There was some one else who came daily down the schoolhouse lane, and waited at the door for lessons to be over. Roger Bardwell, whether it rained or shone, was always there to walk home with the school-mistress and to stay for a few minutes, chatting with Master Simon, when they reached her door. For a year he had been doing so, although the first day of it and the first look of welcome in his blue eyes when he met her coming up the lane, told Margeret that he loved her. But of this he had never spoken, nor ever broken the silence of that mystery as to who he was or whence he had come. What with this silence, and with her other anxieties, the girl had begun to carry a heavy heart as she went about her labours of the day.

Upon this Sabbath afternoon, as the service ended and the grave-faced congregation came out into the winter twilight, Roger Bardwell walked at her side again, down the steep path where the snow creaked under their feet.

“Margeret,” said he, “I have news for you that, I fear, threatens trouble.”

“What is it?” she asked quickly, then voicing her first thought. “Does it concern my father?”

“Yes,” he answered, “it concerns him and you and me. I believe that Samuel Skerry has made up his mind to speak at last.”

“But after five years!” exclaimed Margeret. “Do you think that he could bring evil to my father now?”
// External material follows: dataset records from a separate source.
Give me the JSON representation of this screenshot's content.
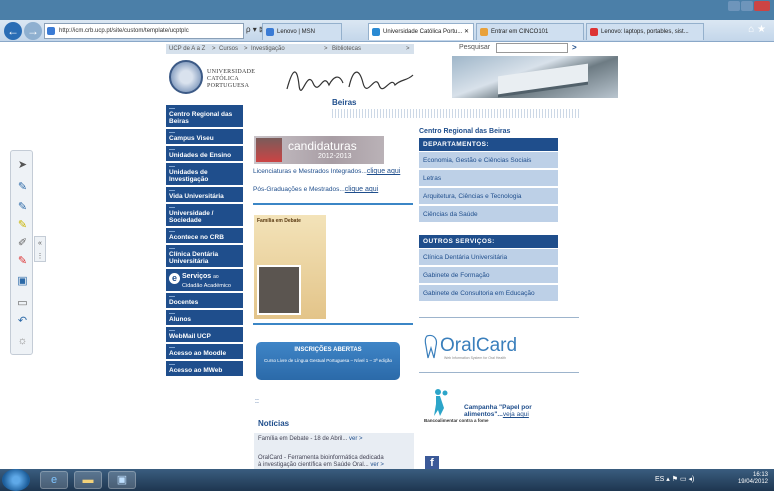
{
  "browser": {
    "address": "http://icm.crb.ucp.pt/site/custom/template/ucptplc",
    "address_controls": "ρ ▾ ⊠ C ✕",
    "tabs": [
      {
        "label": "Lenovo | MSN",
        "active": false,
        "color": "#3a7bd5"
      },
      {
        "label": "Universidade Católica Portu... ✕",
        "active": true,
        "color": "#2a8ad3"
      },
      {
        "label": "Entrar em CINCO101",
        "active": false,
        "color": "#e8a13a"
      },
      {
        "label": "Lenovo: laptops, portables, sist...",
        "active": false,
        "color": "#d33"
      }
    ],
    "toolbar_icons": "⌂ ★"
  },
  "site": {
    "topnav": [
      "UCP de A a Z",
      "Cursos",
      "Investigação",
      "Bibliotecas"
    ],
    "search_label": "Pesquisar",
    "search_go": ">",
    "logo_lines": [
      "UNIVERSIDADE",
      "CATÓLICA",
      "PORTUGUESA"
    ],
    "page_title": "Beiras",
    "left_menu": [
      "Centro Regional das Beiras",
      "Campus Viseu",
      "Unidades de Ensino",
      "Unidades de Investigação",
      "Vida Universitária",
      "Universidade / Sociedade",
      "Acontece no CRB",
      "Clínica Dentária Universitária"
    ],
    "services": {
      "title": "Serviços",
      "suffix": "ao",
      "subtitle": "Cidadão Académico"
    },
    "left_menu_bottom": [
      "Docentes",
      "Alunos",
      "WebMail UCP",
      "Acesso ao Moodle",
      "Acesso ao MWeb"
    ],
    "candidaturas": {
      "title": "candidaturas",
      "year": "2012-2013"
    },
    "links": [
      {
        "text": "Licenciaturas e Mestrados Integrados...",
        "cta": "clique aqui"
      },
      {
        "text": "Pós-Graduações e Mestrados...",
        "cta": "clique aqui"
      }
    ],
    "poster_title": "Família em Debate",
    "inscricoes": {
      "title": "INSCRIÇÕES ABERTAS",
      "text": "Curso Livre de Língua Gestual Portuguesa – Nível 1 – 3ª edição"
    },
    "small_marker": "::",
    "news_title": "Notícias",
    "news": [
      {
        "text": "Família em Debate - 18 de Abril...",
        "more": "ver >"
      },
      {
        "text": "OralCard - Ferramenta bioinformática dedicada",
        "more": ""
      },
      {
        "text": "à investigação científica em Saúde Oral...",
        "more": "ver >"
      }
    ],
    "right_title": "Centro Regional das Beiras",
    "departamentos_header": "DEPARTAMENTOS:",
    "departamentos": [
      "Economia, Gestão e Ciências Sociais",
      "Letras",
      "Arquitetura, Ciências e Tecnologia",
      "Ciências da Saúde"
    ],
    "servicos_header": "OUTROS SERVIÇOS:",
    "servicos": [
      "Clínica Dentária Universitária",
      "Gabinete de Formação",
      "Gabinete de Consultoria em Educação"
    ],
    "oralcard": "OralCard",
    "oralcard_sub": "Web Information System for Oral Health",
    "campanha": {
      "line1": "Campanha \"Papel por",
      "line2": "alimentos\"...",
      "cta": "veja aqui"
    },
    "bancoalimentar": "Bancoalimentar contra a fome",
    "facebook": "f"
  },
  "taskbar": {
    "lang": "ES",
    "time": "16:13",
    "date": "19/04/2012"
  }
}
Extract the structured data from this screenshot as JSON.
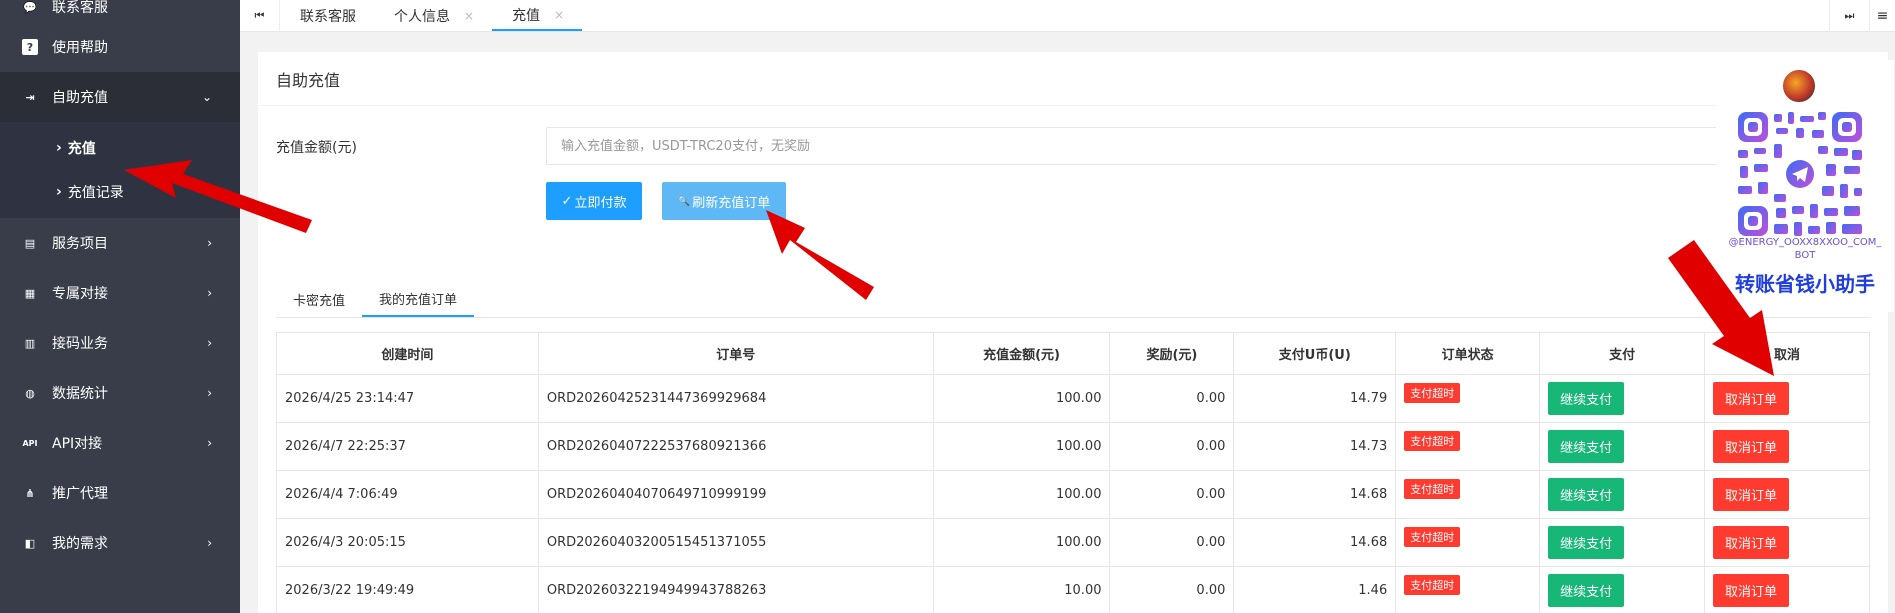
{
  "sidebar": {
    "items": [
      {
        "icon": "chat-icon",
        "glyph": "💬",
        "label": "联系客服"
      },
      {
        "icon": "help-icon",
        "glyph": "?",
        "label": "使用帮助"
      },
      {
        "icon": "recharge-icon",
        "glyph": "⇥",
        "label": "自助充值",
        "chevron": "⌄"
      },
      {
        "icon": "services-icon",
        "glyph": "▤",
        "label": "服务项目",
        "chevron": "›"
      },
      {
        "icon": "dock-icon",
        "glyph": "▦",
        "label": "专属对接",
        "chevron": "›"
      },
      {
        "icon": "code-icon",
        "glyph": "▥",
        "label": "接码业务",
        "chevron": "›"
      },
      {
        "icon": "stats-icon",
        "glyph": "◍",
        "label": "数据统计",
        "chevron": "›"
      },
      {
        "icon": "api-icon",
        "glyph": "API",
        "label": "API对接",
        "chevron": "›"
      },
      {
        "icon": "agent-icon",
        "glyph": "⋔",
        "label": "推广代理"
      },
      {
        "icon": "needs-icon",
        "glyph": "◧",
        "label": "我的需求",
        "chevron": "›"
      }
    ],
    "sub_items": [
      {
        "label": "充值",
        "bullet": "›"
      },
      {
        "label": "充值记录",
        "bullet": "›"
      }
    ]
  },
  "tabbar": {
    "first_glyph": "⏮",
    "last_glyph": "⏭",
    "menu_glyph": "≡",
    "close_glyph": "×",
    "tabs": [
      {
        "label": "联系客服",
        "closable": false
      },
      {
        "label": "个人信息",
        "closable": true
      },
      {
        "label": "充值",
        "closable": true,
        "active": true
      }
    ]
  },
  "card": {
    "title": "自助充值",
    "amount_label": "充值金额(元)",
    "amount_placeholder": "输入充值金额，USDT-TRC20支付，无奖励",
    "pay_button": "立即付款",
    "pay_glyph": "✓",
    "refresh_button": "刷新充值订单",
    "refresh_glyph": "🔍",
    "subtabs": [
      "卡密充值",
      "我的充值订单"
    ],
    "active_subtab": 1
  },
  "orders": {
    "headers": [
      "创建时间",
      "订单号",
      "充值金额(元)",
      "奖励(元)",
      "支付U币(U)",
      "订单状态",
      "支付",
      "取消"
    ],
    "rows": [
      {
        "time": "2026/4/25 23:14:47",
        "order_no": "ORD20260425231447369929684",
        "amount": "100.00",
        "reward": "0.00",
        "usdt": "14.79",
        "status": "支付超时",
        "pay": "继续支付",
        "cancel": "取消订单"
      },
      {
        "time": "2026/4/7 22:25:37",
        "order_no": "ORD20260407222537680921366",
        "amount": "100.00",
        "reward": "0.00",
        "usdt": "14.73",
        "status": "支付超时",
        "pay": "继续支付",
        "cancel": "取消订单"
      },
      {
        "time": "2026/4/4 7:06:49",
        "order_no": "ORD20260404070649710999199",
        "amount": "100.00",
        "reward": "0.00",
        "usdt": "14.68",
        "status": "支付超时",
        "pay": "继续支付",
        "cancel": "取消订单"
      },
      {
        "time": "2026/4/3 20:05:15",
        "order_no": "ORD20260403200515451371055",
        "amount": "100.00",
        "reward": "0.00",
        "usdt": "14.68",
        "status": "支付超时",
        "pay": "继续支付",
        "cancel": "取消订单"
      },
      {
        "time": "2026/3/22 19:49:49",
        "order_no": "ORD20260322194949943788263",
        "amount": "10.00",
        "reward": "0.00",
        "usdt": "1.46",
        "status": "支付超时",
        "pay": "继续支付",
        "cancel": "取消订单"
      }
    ]
  },
  "qr_overlay": {
    "handle": "@ENERGY_OOXX8XXOO_COM_BOT",
    "title": "转账省钱小助手"
  },
  "colors": {
    "sidebar_bg": "#393d49",
    "primary": "#1e9fff",
    "success": "#16b777",
    "danger": "#ff3b30",
    "amount_green": "#1b8f1b",
    "arrow_red": "#e00000"
  }
}
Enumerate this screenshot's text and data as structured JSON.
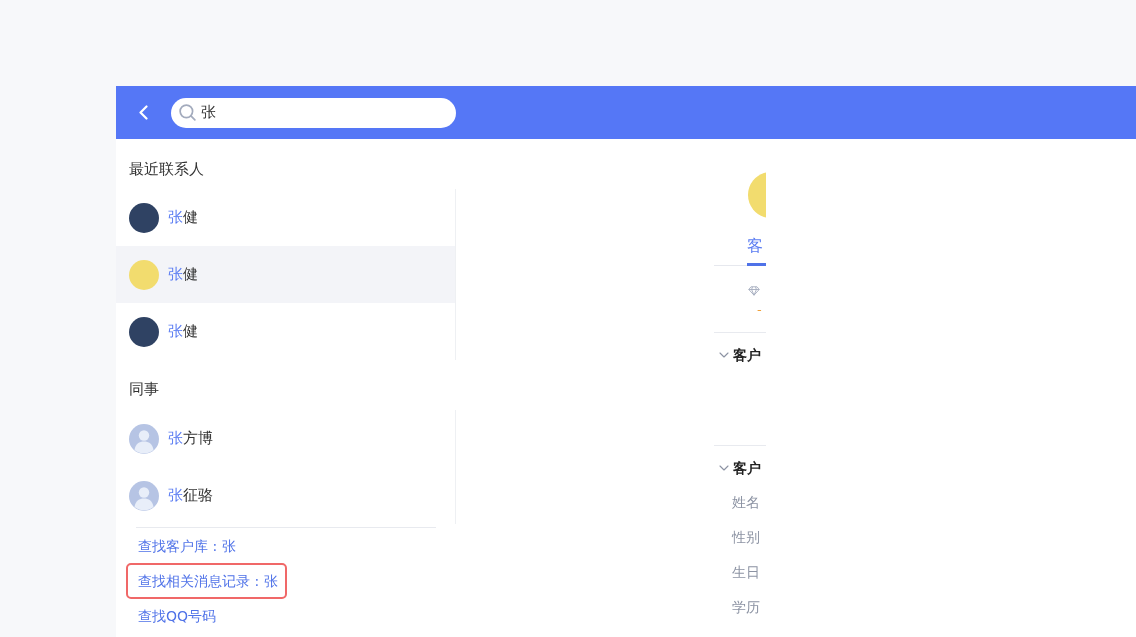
{
  "header": {
    "search": {
      "value": "张"
    }
  },
  "sections": [
    {
      "title": "最近联系人",
      "contacts": [
        {
          "match": "张",
          "rest": "健",
          "selected": false,
          "avatar": {
            "kind": "photo",
            "color": "#2f4263"
          }
        },
        {
          "match": "张",
          "rest": "健",
          "selected": true,
          "avatar": {
            "kind": "photo",
            "color": "#f2dc6e"
          }
        },
        {
          "match": "张",
          "rest": "健",
          "selected": false,
          "avatar": {
            "kind": "photo",
            "color": "#2f4263"
          }
        }
      ]
    },
    {
      "title": "同事",
      "contacts": [
        {
          "match": "张",
          "rest": "方博",
          "selected": false,
          "avatar": {
            "kind": "silhouette"
          }
        },
        {
          "match": "张",
          "rest": "征骆",
          "selected": false,
          "avatar": {
            "kind": "silhouette"
          }
        }
      ]
    }
  ],
  "search_links": [
    {
      "label": "查找客户库 : 张",
      "outlined": false
    },
    {
      "label": "查找相关消息记录 : 张",
      "outlined": true
    },
    {
      "label": "查找QQ号码",
      "outlined": false
    }
  ],
  "detail": {
    "avatar": {
      "kind": "photo",
      "color": "#f2dc6e"
    },
    "tabs": [
      {
        "label": "客",
        "selected": true
      }
    ],
    "stat": {
      "value": "-"
    },
    "sections": [
      {
        "title": "客户",
        "expanded": true
      },
      {
        "title": "客户",
        "expanded": true,
        "fields": [
          {
            "label": "姓名"
          },
          {
            "label": "性别"
          },
          {
            "label": "生日"
          },
          {
            "label": "学历"
          }
        ]
      }
    ]
  }
}
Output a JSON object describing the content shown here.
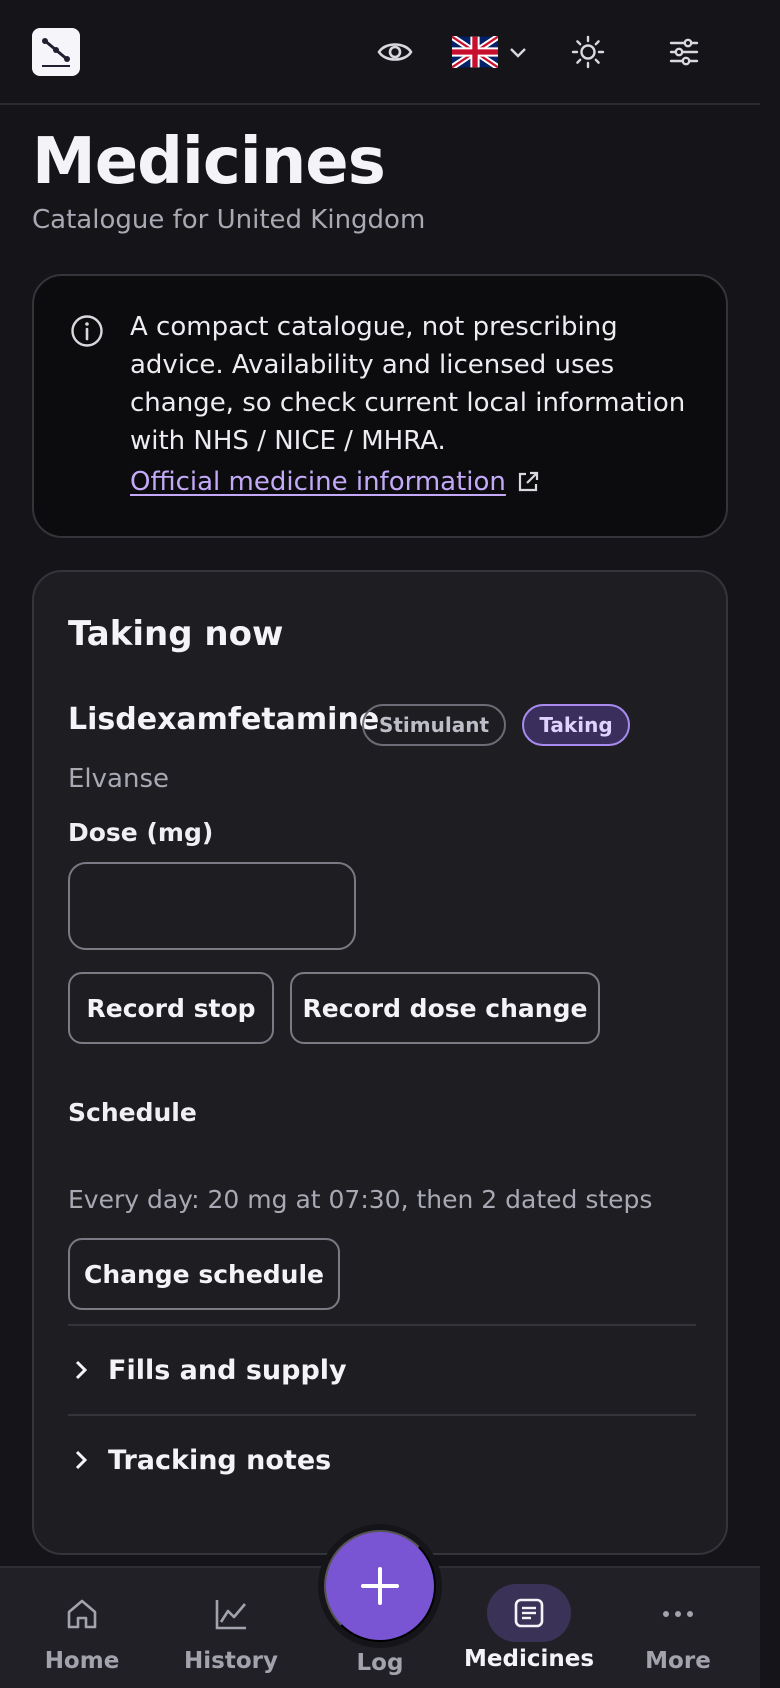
{
  "header": {
    "logo_icon": "trend-down-chart-logo",
    "privacy_icon": "eye-icon",
    "language_flag": "united-kingdom-flag-icon",
    "theme_icon": "sun-icon",
    "settings_icon": "sliders-icon"
  },
  "page": {
    "title": "Medicines",
    "subtitle": "Catalogue for United Kingdom"
  },
  "notice": {
    "text": "A compact catalogue, not prescribing advice. Availability and licensed uses change, so check current local information with NHS / NICE / MHRA.",
    "link_label": "Official medicine information"
  },
  "taking_now": {
    "section_title": "Taking now",
    "medicine": {
      "name": "Lisdexamfetamine",
      "class_badge": "Stimulant",
      "status_badge": "Taking",
      "brand": "Elvanse"
    },
    "dose_label": "Dose (mg)",
    "dose_value": "",
    "record_stop_label": "Record stop",
    "record_dose_change_label": "Record dose change",
    "schedule_label": "Schedule",
    "schedule_summary": "Every day: 20 mg at 07:30, then 2 dated steps",
    "change_schedule_label": "Change schedule",
    "disclosures": [
      {
        "label": "Fills and supply"
      },
      {
        "label": "Tracking notes"
      }
    ]
  },
  "bottom_nav": {
    "items": [
      {
        "label": "Home",
        "icon": "home-icon"
      },
      {
        "label": "History",
        "icon": "chart-line-icon"
      },
      {
        "label": "Log",
        "icon": "plus-icon"
      },
      {
        "label": "Medicines",
        "icon": "document-list-icon",
        "active": true
      },
      {
        "label": "More",
        "icon": "more-dots-icon"
      }
    ]
  },
  "colors": {
    "background": "#151519",
    "card": "#1d1d22",
    "accent": "#7a55d3",
    "link": "#c3a9f7"
  }
}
“My thought is that he has given over the hope of harming Master Simon and wants only to strike at you and me. I have heard that he often says that the teaching of children is no work for women, that you should not be mistress of the school and that he could tell strange tales of you if he wished. He has brought up again the words of that mad Scotch minister who said that your father was a wicked man and that his garden would be laid waste for his sins. The shoemaker has much to say of me also, and with this last accusation seeks to ruin the two of us, at last.”

Margeret wrung her hands in helpless anxiety.

“Are you sure of this, Roger?” she asked.

“This much I know,” he told her. “On next Thursday, the market day, when all from the outlying houses will be in the village, he has urged the men to come up to the schoolhouse and see how their children are taught. Since you are the first woman to teach the school, he knows there are many who are still uncertain whether a maid can rule their sons and daughters. But I think that is not the whole of the mischief that he is planning. I wish I had no need to tell you of this, Margeret.”